Eastring miałby liczyć 1200 km i przechodzić przez Węgry, Rumunię i Bułgarię. Budowa miałaby ruszyć w 2022, a skończyć się w 2025 r., a koszt szacowany jest na 2,5 mld euro. Według dzisiejszych szacunków rura powinna mieć aż 20-40 mld m sześc. przepustowości rocznie – kilka razy więcej, niż połączenie z Polską. Oba projekty – interkonektor z Polską i Eastring wzajemnie się uzupełniają – zauważył przy okazji minister Żiga.

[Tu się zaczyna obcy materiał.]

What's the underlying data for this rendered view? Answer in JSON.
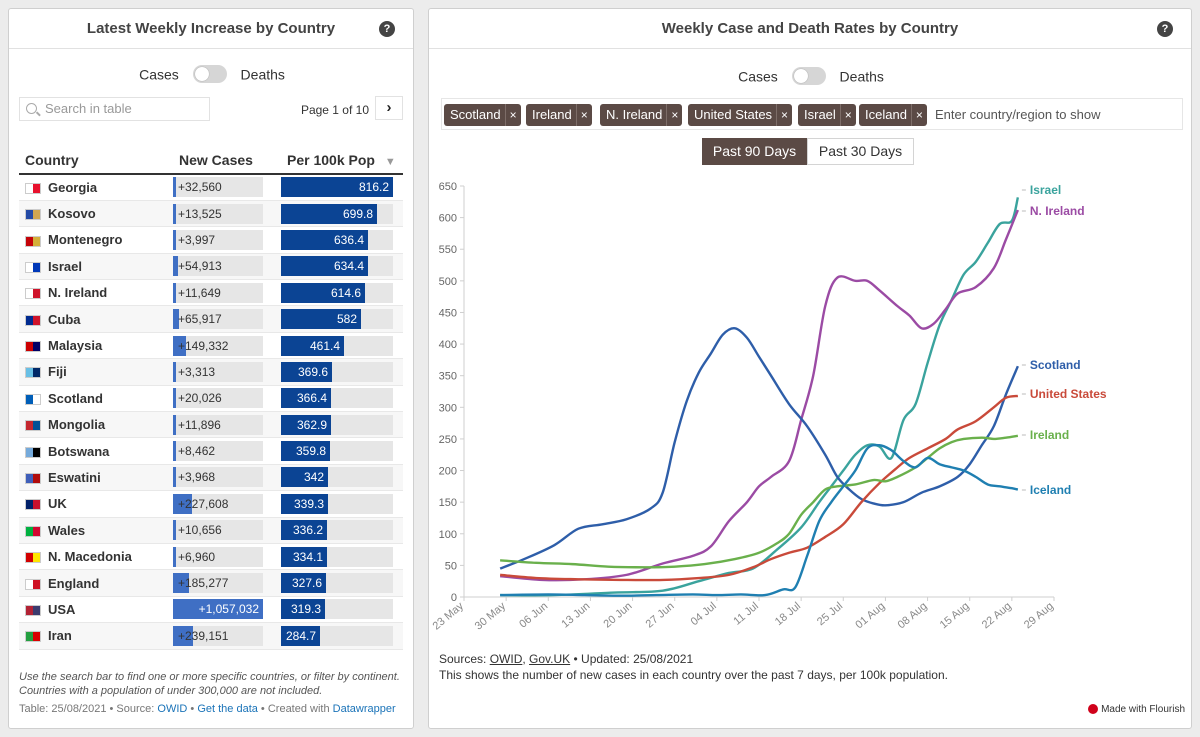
{
  "left_panel": {
    "title": "Latest Weekly Increase by Country",
    "help": "?",
    "toggle": {
      "left": "Cases",
      "right": "Deaths"
    },
    "search_placeholder": "Search in table",
    "pager": "Page 1 of 10",
    "pager_next": "›",
    "columns": [
      "Country",
      "New Cases",
      "Per 100k Pop"
    ],
    "sort_indicator": "▼",
    "new_cases_max": 1057032,
    "per100k_max": 816.2,
    "rows": [
      {
        "country": "Georgia",
        "new_cases": 32560,
        "new_cases_label": "+32,560",
        "per100k": 816.2,
        "per100k_label": "816.2",
        "flag": [
          "#ffffff",
          "#e8112d"
        ]
      },
      {
        "country": "Kosovo",
        "new_cases": 13525,
        "new_cases_label": "+13,525",
        "per100k": 699.8,
        "per100k_label": "699.8",
        "flag": [
          "#244aa5",
          "#d0a650"
        ]
      },
      {
        "country": "Montenegro",
        "new_cases": 3997,
        "new_cases_label": "+3,997",
        "per100k": 636.4,
        "per100k_label": "636.4",
        "flag": [
          "#c40308",
          "#d4af3a"
        ]
      },
      {
        "country": "Israel",
        "new_cases": 54913,
        "new_cases_label": "+54,913",
        "per100k": 634.4,
        "per100k_label": "634.4",
        "flag": [
          "#ffffff",
          "#0038b8"
        ]
      },
      {
        "country": "N. Ireland",
        "new_cases": 11649,
        "new_cases_label": "+11,649",
        "per100k": 614.6,
        "per100k_label": "614.6",
        "flag": [
          "#ffffff",
          "#cf142b"
        ]
      },
      {
        "country": "Cuba",
        "new_cases": 65917,
        "new_cases_label": "+65,917",
        "per100k": 582,
        "per100k_label": "582",
        "flag": [
          "#002a8f",
          "#cf142b"
        ]
      },
      {
        "country": "Malaysia",
        "new_cases": 149332,
        "new_cases_label": "+149,332",
        "per100k": 461.4,
        "per100k_label": "461.4",
        "flag": [
          "#cc0001",
          "#010066"
        ]
      },
      {
        "country": "Fiji",
        "new_cases": 3313,
        "new_cases_label": "+3,313",
        "per100k": 369.6,
        "per100k_label": "369.6",
        "flag": [
          "#68bfe5",
          "#002868"
        ]
      },
      {
        "country": "Scotland",
        "new_cases": 20026,
        "new_cases_label": "+20,026",
        "per100k": 366.4,
        "per100k_label": "366.4",
        "flag": [
          "#005eb8",
          "#ffffff"
        ]
      },
      {
        "country": "Mongolia",
        "new_cases": 11896,
        "new_cases_label": "+11,896",
        "per100k": 362.9,
        "per100k_label": "362.9",
        "flag": [
          "#c4272f",
          "#015197"
        ]
      },
      {
        "country": "Botswana",
        "new_cases": 8462,
        "new_cases_label": "+8,462",
        "per100k": 359.8,
        "per100k_label": "359.8",
        "flag": [
          "#75aadb",
          "#000000"
        ]
      },
      {
        "country": "Eswatini",
        "new_cases": 3968,
        "new_cases_label": "+3,968",
        "per100k": 342,
        "per100k_label": "342",
        "flag": [
          "#3e5eb9",
          "#b10c0c"
        ]
      },
      {
        "country": "UK",
        "new_cases": 227608,
        "new_cases_label": "+227,608",
        "per100k": 339.3,
        "per100k_label": "339.3",
        "flag": [
          "#012169",
          "#c8102e"
        ]
      },
      {
        "country": "Wales",
        "new_cases": 10656,
        "new_cases_label": "+10,656",
        "per100k": 336.2,
        "per100k_label": "336.2",
        "flag": [
          "#00b140",
          "#d30731"
        ]
      },
      {
        "country": "N. Macedonia",
        "new_cases": 6960,
        "new_cases_label": "+6,960",
        "per100k": 334.1,
        "per100k_label": "334.1",
        "flag": [
          "#d20000",
          "#ffe600"
        ]
      },
      {
        "country": "England",
        "new_cases": 185277,
        "new_cases_label": "+185,277",
        "per100k": 327.6,
        "per100k_label": "327.6",
        "flag": [
          "#ffffff",
          "#ce1124"
        ]
      },
      {
        "country": "USA",
        "new_cases": 1057032,
        "new_cases_label": "+1,057,032",
        "per100k": 319.3,
        "per100k_label": "319.3",
        "flag": [
          "#b22234",
          "#3c3b6e"
        ]
      },
      {
        "country": "Iran",
        "new_cases": 239151,
        "new_cases_label": "+239,151",
        "per100k": 284.7,
        "per100k_label": "284.7",
        "flag": [
          "#239f40",
          "#da0000"
        ]
      }
    ],
    "note": "Use the search bar to find one or more specific countries, or filter by continent. Countries with a population of under 300,000 are not included.",
    "footer": {
      "date": "Table: 25/08/2021 • Source: ",
      "source": "OWID",
      "sep1": " • ",
      "get_data": "Get the data",
      "sep2": " • Created with ",
      "tool": "Datawrapper"
    }
  },
  "right_panel": {
    "title": "Weekly Case and Death Rates by Country",
    "help": "?",
    "toggle": {
      "left": "Cases",
      "right": "Deaths"
    },
    "chips": [
      "Scotland",
      "Ireland",
      "N. Ireland",
      "United States",
      "Israel",
      "Iceland"
    ],
    "chip_remove": "×",
    "chip_input_placeholder": "Enter country/region to show",
    "range_buttons": [
      "Past 90 Days",
      "Past 30 Days"
    ],
    "active_range": 0,
    "sources_prefix": "Sources: ",
    "source_owid": "OWID",
    "source_sep": ", ",
    "source_gov": "Gov.UK",
    "updated": " • Updated: 25/08/2021",
    "description": "This shows the number of new cases in each country over the past 7 days, per 100k population.",
    "made_with": "Made with Flourish"
  },
  "chart_data": {
    "type": "line",
    "title": "Weekly Case and Death Rates by Country",
    "xlabel": "",
    "ylabel": "",
    "ylim": [
      0,
      650
    ],
    "y_ticks": [
      0,
      50,
      100,
      150,
      200,
      250,
      300,
      350,
      400,
      450,
      500,
      550,
      600,
      650
    ],
    "x_tick_labels": [
      "23 May",
      "30 May",
      "06 Jun",
      "13 Jun",
      "20 Jun",
      "27 Jun",
      "04 Jul",
      "11 Jul",
      "18 Jul",
      "25 Jul",
      "01 Aug",
      "08 Aug",
      "15 Aug",
      "22 Aug",
      "29 Aug"
    ],
    "x_unit": "days since 23 May",
    "xlim": [
      0,
      98
    ],
    "grid": false,
    "legend": "end-of-line labels",
    "series": [
      {
        "name": "Israel",
        "color": "#3aa39d",
        "points": [
          [
            6,
            3
          ],
          [
            15,
            3
          ],
          [
            25,
            7
          ],
          [
            33,
            10
          ],
          [
            39,
            25
          ],
          [
            44,
            38
          ],
          [
            48,
            45
          ],
          [
            52,
            75
          ],
          [
            56,
            110
          ],
          [
            59,
            150
          ],
          [
            61,
            175
          ],
          [
            63,
            200
          ],
          [
            65,
            225
          ],
          [
            67,
            240
          ],
          [
            69,
            238
          ],
          [
            71,
            220
          ],
          [
            73,
            280
          ],
          [
            75,
            305
          ],
          [
            77,
            370
          ],
          [
            79,
            430
          ],
          [
            81,
            470
          ],
          [
            83,
            510
          ],
          [
            85,
            530
          ],
          [
            87,
            560
          ],
          [
            89,
            590
          ],
          [
            91,
            595
          ],
          [
            92,
            632
          ]
        ]
      },
      {
        "name": "N. Ireland",
        "color": "#9b4ba4",
        "points": [
          [
            6,
            33
          ],
          [
            13,
            27
          ],
          [
            20,
            28
          ],
          [
            27,
            35
          ],
          [
            33,
            53
          ],
          [
            38,
            65
          ],
          [
            41,
            80
          ],
          [
            44,
            120
          ],
          [
            47,
            150
          ],
          [
            49,
            175
          ],
          [
            51,
            190
          ],
          [
            54,
            215
          ],
          [
            56,
            280
          ],
          [
            58,
            350
          ],
          [
            60,
            460
          ],
          [
            62,
            505
          ],
          [
            65,
            500
          ],
          [
            67,
            500
          ],
          [
            69,
            485
          ],
          [
            72,
            460
          ],
          [
            74,
            445
          ],
          [
            76,
            425
          ],
          [
            78,
            432
          ],
          [
            80,
            455
          ],
          [
            82,
            480
          ],
          [
            85,
            490
          ],
          [
            88,
            520
          ],
          [
            90,
            565
          ],
          [
            92,
            612
          ]
        ]
      },
      {
        "name": "Scotland",
        "color": "#2e5ea9",
        "points": [
          [
            6,
            45
          ],
          [
            10,
            60
          ],
          [
            15,
            82
          ],
          [
            19,
            108
          ],
          [
            23,
            115
          ],
          [
            27,
            123
          ],
          [
            31,
            140
          ],
          [
            33,
            165
          ],
          [
            35,
            245
          ],
          [
            37,
            310
          ],
          [
            39,
            355
          ],
          [
            41,
            385
          ],
          [
            43,
            415
          ],
          [
            45,
            425
          ],
          [
            47,
            410
          ],
          [
            49,
            380
          ],
          [
            51,
            350
          ],
          [
            54,
            305
          ],
          [
            57,
            270
          ],
          [
            60,
            225
          ],
          [
            62,
            190
          ],
          [
            64,
            170
          ],
          [
            66,
            155
          ],
          [
            68,
            148
          ],
          [
            70,
            145
          ],
          [
            73,
            150
          ],
          [
            76,
            165
          ],
          [
            79,
            175
          ],
          [
            82,
            190
          ],
          [
            84,
            210
          ],
          [
            86,
            240
          ],
          [
            88,
            270
          ],
          [
            90,
            320
          ],
          [
            92,
            365
          ]
        ]
      },
      {
        "name": "United States",
        "color": "#c94a3a",
        "points": [
          [
            6,
            35
          ],
          [
            12,
            30
          ],
          [
            19,
            28
          ],
          [
            26,
            27
          ],
          [
            33,
            27
          ],
          [
            39,
            30
          ],
          [
            44,
            35
          ],
          [
            48,
            47
          ],
          [
            51,
            60
          ],
          [
            54,
            70
          ],
          [
            57,
            78
          ],
          [
            60,
            95
          ],
          [
            63,
            115
          ],
          [
            66,
            150
          ],
          [
            69,
            180
          ],
          [
            72,
            205
          ],
          [
            74,
            220
          ],
          [
            77,
            235
          ],
          [
            80,
            250
          ],
          [
            82,
            265
          ],
          [
            85,
            278
          ],
          [
            88,
            300
          ],
          [
            90,
            315
          ],
          [
            92,
            318
          ]
        ]
      },
      {
        "name": "Ireland",
        "color": "#6ab04c",
        "points": [
          [
            6,
            58
          ],
          [
            12,
            54
          ],
          [
            18,
            52
          ],
          [
            24,
            48
          ],
          [
            30,
            47
          ],
          [
            35,
            48
          ],
          [
            40,
            52
          ],
          [
            45,
            60
          ],
          [
            49,
            70
          ],
          [
            52,
            85
          ],
          [
            54,
            100
          ],
          [
            56,
            130
          ],
          [
            58,
            150
          ],
          [
            60,
            170
          ],
          [
            62,
            175
          ],
          [
            65,
            178
          ],
          [
            68,
            185
          ],
          [
            70,
            183
          ],
          [
            72,
            190
          ],
          [
            75,
            205
          ],
          [
            77,
            220
          ],
          [
            79,
            235
          ],
          [
            81,
            245
          ],
          [
            83,
            250
          ],
          [
            86,
            252
          ],
          [
            88,
            250
          ],
          [
            90,
            252
          ],
          [
            92,
            255
          ]
        ]
      },
      {
        "name": "Iceland",
        "color": "#1f7fb1",
        "points": [
          [
            6,
            3
          ],
          [
            14,
            4
          ],
          [
            20,
            3
          ],
          [
            26,
            2
          ],
          [
            32,
            3
          ],
          [
            38,
            4
          ],
          [
            42,
            3
          ],
          [
            46,
            4
          ],
          [
            50,
            3
          ],
          [
            53,
            12
          ],
          [
            55,
            15
          ],
          [
            57,
            65
          ],
          [
            59,
            120
          ],
          [
            61,
            150
          ],
          [
            63,
            175
          ],
          [
            65,
            200
          ],
          [
            67,
            235
          ],
          [
            69,
            240
          ],
          [
            71,
            232
          ],
          [
            73,
            215
          ],
          [
            75,
            205
          ],
          [
            77,
            220
          ],
          [
            79,
            210
          ],
          [
            81,
            205
          ],
          [
            83,
            200
          ],
          [
            85,
            190
          ],
          [
            87,
            178
          ],
          [
            89,
            175
          ],
          [
            91,
            172
          ],
          [
            92,
            170
          ]
        ]
      }
    ]
  }
}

Słowacy podkreślają, że rura do Polski da im dostęp do terminala LNG i Baltic Pipe, a Eastring powinien stać się podstawą dywersyfikacji dostaw gazu w Europie Południowo-wschodniej. Przy czym Eustream nie wskazał, co miałoby Eastringiem płynąć, zastrzegając, że dostęp do rury, zgodnie z unijną zasadą TPA ma być równy dla wszystkich zainteresowanych. Prezes słowackiego operatora nie wykluczył, że może to być także gaz rosyjski. I podkreślił, że budowę uzasadnia chociażby różnica w cenach między hubami zachodnioeuropejskimi a południowo- wschodnią częścią UE. – Zachodnia cena hubowa plus transport będzie atrakcyjną ofertą w regionie – ocenia Eustream.
Czytaj także Czy budujemy sobie gazowe zombie grids?
Na razie słowacki operator i rząd mają odmienną wizję finansowania Eastringu. Władze wskazują raczej na dofinansowanie z UE i środki własne operatorów – swojego oraz węgierskiego FGSZ, rumuńskiego Transgazu i Bulgartransgazu. Z kolei Eustream ocenia, że najkorzystniej byłoby znaleźć odbiorców, którzy podpiszą długoterminowe kontrakty. Tak czy inaczej, Eastring sprawia, że korytarz Północ-Południe, zamiast biec do Krk w Chorwacji, zaczyna nabierać znacznie grubszego kalibru.